Commissioned by Federal Environment Minister Bruno Tobback, the study saw 1,500 Belgians respond to written questions in September and October about the Kyoto Protocol, the cause of climate change, the measures needing to be taken and the public's role.
The study indicated that in general, Belgian nationals are aware of what the causes of climate change are. There was very little difference between low and high-educated survey participants.
However, there were also respondents who tried to link the Kyoto Protocol to the destruction of the ozone layer and acid rain, newspaper 'De Standaard' reported on Tuesday.
Belgians based their knowledge primarily on independent scientists and environmental associations. The media and politicians were considered less reliable.
"The employer association will not want to hear it, but Belgians see the emissions from industry as the main cause" of the greenhouse effect, Minister Tobback said. Trucks and cars figured as the second main cause.
Household electricity use and heating scored relatively low when survey respondents listed the causes of the greenhouse effect.
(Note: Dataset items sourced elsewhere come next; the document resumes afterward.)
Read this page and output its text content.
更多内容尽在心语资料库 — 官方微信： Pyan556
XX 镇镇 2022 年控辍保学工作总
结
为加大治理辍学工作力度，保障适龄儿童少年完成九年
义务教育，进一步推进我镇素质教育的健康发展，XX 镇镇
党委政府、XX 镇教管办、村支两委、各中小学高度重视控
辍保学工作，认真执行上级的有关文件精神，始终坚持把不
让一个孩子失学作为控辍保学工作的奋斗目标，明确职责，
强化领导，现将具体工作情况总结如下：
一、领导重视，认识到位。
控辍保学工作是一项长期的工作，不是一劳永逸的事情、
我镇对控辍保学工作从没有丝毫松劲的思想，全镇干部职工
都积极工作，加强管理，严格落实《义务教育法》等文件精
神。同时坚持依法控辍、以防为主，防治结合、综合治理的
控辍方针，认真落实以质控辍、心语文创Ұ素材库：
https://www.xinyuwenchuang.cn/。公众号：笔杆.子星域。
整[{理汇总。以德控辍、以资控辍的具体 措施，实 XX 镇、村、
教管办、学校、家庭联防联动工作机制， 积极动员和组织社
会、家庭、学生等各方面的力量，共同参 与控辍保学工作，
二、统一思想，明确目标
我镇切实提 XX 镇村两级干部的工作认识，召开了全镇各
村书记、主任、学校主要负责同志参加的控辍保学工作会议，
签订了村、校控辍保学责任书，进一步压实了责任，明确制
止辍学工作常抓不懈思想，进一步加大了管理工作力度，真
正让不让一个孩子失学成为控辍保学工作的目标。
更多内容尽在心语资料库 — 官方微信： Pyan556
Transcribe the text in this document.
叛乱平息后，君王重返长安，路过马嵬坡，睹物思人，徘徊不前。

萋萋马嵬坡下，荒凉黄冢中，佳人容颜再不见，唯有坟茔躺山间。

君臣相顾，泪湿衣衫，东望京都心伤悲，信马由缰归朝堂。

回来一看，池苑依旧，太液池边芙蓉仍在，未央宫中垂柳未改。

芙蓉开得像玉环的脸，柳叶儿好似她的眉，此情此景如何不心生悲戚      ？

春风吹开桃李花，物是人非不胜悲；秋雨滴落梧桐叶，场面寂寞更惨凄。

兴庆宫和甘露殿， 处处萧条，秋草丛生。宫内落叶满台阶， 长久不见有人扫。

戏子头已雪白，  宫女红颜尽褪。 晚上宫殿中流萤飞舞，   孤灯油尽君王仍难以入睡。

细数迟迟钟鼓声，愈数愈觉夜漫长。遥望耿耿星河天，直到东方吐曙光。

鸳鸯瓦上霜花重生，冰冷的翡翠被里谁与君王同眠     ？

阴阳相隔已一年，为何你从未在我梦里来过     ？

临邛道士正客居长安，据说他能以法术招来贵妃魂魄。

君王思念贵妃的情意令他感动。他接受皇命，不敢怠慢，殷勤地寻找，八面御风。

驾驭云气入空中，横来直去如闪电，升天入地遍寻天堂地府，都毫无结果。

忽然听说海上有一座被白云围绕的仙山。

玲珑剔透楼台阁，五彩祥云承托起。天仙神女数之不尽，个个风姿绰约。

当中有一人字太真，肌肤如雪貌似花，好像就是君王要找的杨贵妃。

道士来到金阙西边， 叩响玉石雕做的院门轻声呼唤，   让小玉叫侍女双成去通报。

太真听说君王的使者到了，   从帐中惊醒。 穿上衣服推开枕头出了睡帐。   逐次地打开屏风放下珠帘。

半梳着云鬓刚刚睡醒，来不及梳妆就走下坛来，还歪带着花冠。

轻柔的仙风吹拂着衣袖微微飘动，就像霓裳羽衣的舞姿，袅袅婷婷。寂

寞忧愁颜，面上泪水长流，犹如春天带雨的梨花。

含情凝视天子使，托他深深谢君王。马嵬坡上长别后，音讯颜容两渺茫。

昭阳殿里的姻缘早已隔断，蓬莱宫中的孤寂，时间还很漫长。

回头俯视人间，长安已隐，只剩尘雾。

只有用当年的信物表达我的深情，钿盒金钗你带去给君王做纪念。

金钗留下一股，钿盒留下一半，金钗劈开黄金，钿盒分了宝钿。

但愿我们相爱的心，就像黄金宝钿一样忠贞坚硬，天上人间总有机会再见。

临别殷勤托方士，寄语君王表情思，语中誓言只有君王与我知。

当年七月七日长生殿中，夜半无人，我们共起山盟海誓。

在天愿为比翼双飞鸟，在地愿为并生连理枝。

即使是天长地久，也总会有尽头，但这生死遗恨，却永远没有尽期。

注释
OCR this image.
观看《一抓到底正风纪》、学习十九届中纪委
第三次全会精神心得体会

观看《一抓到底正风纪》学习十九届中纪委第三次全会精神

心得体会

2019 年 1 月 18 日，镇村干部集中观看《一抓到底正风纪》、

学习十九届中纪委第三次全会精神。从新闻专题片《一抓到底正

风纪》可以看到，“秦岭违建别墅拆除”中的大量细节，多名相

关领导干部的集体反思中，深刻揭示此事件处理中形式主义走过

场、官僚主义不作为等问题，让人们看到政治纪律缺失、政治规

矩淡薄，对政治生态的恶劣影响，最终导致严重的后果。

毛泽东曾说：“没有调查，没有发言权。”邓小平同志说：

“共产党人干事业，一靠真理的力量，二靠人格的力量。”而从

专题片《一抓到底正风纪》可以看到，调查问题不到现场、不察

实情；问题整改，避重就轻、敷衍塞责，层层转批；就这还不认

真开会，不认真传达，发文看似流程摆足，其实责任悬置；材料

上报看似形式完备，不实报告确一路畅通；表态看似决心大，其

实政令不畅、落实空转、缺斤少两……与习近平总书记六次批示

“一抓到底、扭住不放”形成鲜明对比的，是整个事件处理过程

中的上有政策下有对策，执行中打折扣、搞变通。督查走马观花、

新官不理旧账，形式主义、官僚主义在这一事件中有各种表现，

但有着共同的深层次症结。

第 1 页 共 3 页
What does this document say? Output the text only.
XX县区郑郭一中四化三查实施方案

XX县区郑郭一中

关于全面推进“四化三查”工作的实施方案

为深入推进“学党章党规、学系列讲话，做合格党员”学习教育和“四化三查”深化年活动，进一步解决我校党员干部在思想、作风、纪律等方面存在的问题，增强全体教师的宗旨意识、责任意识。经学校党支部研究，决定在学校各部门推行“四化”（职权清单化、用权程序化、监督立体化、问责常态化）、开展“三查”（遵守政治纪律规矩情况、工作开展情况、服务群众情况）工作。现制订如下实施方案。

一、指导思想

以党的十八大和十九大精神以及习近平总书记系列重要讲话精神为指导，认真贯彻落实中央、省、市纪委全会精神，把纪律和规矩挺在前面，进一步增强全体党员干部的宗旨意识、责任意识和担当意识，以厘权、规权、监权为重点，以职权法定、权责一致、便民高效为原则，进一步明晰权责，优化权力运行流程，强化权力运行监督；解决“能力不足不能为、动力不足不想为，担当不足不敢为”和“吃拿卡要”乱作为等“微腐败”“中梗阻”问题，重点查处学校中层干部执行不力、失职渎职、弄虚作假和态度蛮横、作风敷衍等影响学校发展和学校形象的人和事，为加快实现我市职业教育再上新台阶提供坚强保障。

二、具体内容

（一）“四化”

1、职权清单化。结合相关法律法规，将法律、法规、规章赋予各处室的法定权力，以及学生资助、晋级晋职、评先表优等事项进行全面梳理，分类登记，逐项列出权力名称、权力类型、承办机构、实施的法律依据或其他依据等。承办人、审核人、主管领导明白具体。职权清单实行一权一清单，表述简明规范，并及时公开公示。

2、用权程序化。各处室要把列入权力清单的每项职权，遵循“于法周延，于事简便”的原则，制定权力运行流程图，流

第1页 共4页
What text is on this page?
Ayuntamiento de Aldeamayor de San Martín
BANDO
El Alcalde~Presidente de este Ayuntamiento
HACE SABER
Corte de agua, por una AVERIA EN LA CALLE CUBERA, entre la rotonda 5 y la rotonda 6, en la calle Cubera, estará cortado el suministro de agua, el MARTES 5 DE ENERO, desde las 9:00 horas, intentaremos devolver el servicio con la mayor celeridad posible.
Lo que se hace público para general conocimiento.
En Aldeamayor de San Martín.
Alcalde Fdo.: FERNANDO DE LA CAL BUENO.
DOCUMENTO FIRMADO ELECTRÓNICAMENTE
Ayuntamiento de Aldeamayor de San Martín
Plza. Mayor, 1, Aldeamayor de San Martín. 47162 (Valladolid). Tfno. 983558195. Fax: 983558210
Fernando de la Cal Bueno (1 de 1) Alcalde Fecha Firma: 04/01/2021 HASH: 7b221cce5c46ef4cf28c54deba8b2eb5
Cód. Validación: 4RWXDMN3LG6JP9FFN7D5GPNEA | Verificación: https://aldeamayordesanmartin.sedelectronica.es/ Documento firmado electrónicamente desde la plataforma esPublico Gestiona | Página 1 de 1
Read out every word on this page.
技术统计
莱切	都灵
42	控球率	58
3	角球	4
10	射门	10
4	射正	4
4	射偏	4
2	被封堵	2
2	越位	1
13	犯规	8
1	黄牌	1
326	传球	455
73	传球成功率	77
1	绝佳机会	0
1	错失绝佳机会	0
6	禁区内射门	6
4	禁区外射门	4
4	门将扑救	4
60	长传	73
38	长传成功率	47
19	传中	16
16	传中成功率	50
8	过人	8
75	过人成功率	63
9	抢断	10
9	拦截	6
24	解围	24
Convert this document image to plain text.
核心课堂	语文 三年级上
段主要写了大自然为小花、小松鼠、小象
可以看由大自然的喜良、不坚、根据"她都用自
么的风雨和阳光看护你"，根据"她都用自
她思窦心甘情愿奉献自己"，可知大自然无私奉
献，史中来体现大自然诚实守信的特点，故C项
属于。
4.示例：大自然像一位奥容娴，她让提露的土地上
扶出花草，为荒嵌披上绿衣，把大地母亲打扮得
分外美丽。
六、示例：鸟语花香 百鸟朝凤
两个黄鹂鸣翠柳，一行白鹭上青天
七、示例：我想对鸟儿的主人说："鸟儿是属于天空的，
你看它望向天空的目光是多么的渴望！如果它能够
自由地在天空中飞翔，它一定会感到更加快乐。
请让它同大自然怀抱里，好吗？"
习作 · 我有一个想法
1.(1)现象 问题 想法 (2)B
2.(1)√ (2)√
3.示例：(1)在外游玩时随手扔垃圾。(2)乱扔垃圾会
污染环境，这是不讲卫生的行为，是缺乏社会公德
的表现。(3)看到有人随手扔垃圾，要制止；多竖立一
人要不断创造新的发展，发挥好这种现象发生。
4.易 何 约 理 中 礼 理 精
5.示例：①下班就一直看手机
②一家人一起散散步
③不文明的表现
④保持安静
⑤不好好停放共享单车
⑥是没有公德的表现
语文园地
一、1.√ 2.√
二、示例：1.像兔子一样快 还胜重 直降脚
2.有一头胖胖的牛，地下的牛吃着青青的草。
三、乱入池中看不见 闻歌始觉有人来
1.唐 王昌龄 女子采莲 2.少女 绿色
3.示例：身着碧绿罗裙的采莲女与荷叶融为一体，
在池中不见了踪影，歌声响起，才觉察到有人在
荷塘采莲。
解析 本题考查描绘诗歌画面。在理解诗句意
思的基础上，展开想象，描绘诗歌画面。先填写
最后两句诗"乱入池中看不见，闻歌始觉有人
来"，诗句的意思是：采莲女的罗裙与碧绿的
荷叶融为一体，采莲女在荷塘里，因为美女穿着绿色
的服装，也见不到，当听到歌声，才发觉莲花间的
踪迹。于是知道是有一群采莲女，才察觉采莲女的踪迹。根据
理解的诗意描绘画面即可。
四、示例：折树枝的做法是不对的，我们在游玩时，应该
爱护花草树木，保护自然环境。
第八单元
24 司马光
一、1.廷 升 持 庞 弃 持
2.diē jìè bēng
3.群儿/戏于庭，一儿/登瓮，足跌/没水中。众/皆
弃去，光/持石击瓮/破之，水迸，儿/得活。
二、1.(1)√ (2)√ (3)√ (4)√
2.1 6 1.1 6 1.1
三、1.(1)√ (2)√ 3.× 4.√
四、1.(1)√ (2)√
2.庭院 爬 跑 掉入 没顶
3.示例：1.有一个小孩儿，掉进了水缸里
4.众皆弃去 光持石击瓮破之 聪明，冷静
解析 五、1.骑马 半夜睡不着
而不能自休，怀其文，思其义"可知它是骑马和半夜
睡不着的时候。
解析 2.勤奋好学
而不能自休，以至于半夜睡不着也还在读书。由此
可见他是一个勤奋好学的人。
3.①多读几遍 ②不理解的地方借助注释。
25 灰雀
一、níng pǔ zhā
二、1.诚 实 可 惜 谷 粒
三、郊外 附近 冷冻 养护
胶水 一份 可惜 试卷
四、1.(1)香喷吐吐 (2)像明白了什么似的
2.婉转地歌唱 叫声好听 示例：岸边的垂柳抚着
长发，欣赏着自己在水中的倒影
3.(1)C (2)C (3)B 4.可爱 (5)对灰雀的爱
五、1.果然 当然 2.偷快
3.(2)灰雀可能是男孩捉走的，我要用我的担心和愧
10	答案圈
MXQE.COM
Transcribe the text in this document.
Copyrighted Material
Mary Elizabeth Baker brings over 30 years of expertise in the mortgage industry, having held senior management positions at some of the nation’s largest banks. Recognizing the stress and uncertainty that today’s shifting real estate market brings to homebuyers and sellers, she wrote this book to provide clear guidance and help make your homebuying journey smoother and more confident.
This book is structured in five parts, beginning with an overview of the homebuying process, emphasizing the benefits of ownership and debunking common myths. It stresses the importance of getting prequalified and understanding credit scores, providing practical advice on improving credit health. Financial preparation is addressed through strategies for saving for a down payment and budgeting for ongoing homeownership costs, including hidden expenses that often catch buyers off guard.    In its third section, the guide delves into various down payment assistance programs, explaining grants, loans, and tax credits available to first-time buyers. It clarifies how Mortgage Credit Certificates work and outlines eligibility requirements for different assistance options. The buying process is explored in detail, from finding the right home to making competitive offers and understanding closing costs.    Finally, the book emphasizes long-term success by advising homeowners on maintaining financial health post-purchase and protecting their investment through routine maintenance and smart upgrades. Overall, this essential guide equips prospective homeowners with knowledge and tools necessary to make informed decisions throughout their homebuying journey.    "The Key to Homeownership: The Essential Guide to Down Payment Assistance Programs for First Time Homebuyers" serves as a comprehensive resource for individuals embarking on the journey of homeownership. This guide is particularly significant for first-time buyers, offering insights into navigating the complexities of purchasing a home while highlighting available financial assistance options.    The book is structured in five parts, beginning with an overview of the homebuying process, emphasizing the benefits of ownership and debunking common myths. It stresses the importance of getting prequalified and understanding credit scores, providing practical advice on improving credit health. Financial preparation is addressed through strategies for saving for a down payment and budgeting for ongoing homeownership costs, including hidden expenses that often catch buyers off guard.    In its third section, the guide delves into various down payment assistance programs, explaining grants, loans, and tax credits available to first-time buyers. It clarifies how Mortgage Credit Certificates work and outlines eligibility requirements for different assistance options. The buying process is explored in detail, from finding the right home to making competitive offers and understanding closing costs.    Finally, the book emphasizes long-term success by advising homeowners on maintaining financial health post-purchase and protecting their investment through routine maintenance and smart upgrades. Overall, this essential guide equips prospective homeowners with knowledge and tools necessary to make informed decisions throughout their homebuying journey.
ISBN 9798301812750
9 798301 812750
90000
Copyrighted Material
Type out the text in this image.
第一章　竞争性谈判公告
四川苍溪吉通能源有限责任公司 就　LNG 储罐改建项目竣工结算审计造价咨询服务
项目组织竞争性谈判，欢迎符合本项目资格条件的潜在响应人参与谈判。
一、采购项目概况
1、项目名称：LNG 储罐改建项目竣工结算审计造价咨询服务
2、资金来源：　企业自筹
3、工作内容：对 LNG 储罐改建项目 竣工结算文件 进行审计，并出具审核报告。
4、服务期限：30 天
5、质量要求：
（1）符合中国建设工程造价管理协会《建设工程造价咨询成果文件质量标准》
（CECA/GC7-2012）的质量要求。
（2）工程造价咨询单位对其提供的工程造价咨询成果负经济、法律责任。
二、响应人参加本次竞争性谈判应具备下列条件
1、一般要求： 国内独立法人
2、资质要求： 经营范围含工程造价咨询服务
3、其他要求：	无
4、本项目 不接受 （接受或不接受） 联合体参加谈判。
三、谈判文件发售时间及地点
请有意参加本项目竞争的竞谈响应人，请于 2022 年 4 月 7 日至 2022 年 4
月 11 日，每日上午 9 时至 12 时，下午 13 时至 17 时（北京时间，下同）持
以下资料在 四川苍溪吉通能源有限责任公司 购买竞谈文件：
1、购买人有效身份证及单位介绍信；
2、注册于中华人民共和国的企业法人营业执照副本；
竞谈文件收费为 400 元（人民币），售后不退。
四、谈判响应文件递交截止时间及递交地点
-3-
However, households are playing an increasingly important role in the problem of climate change.
The indirect impact of climate change was also less widely known; such as the fact that primarily developing countries will be hardest hit.
A large percentage of Belgians said the effects of global change will be noticeable in Belgium and 66 percent said "immediate and urgent measures" are necessary.
Almost the same amount think that industry should strive the hardest to reduce emissions, while households were ranked 4th.
Minister Tobback said despite the fact the public is aware of what needs to happen, they still believe that others should be taking action and are less than convinced with what they can do individually.
However, the public has started showing signs of energy saving behaviour, such as buying low-energy light bulbs and increased use of insulation. That is possibly due to the impact of information campaigns.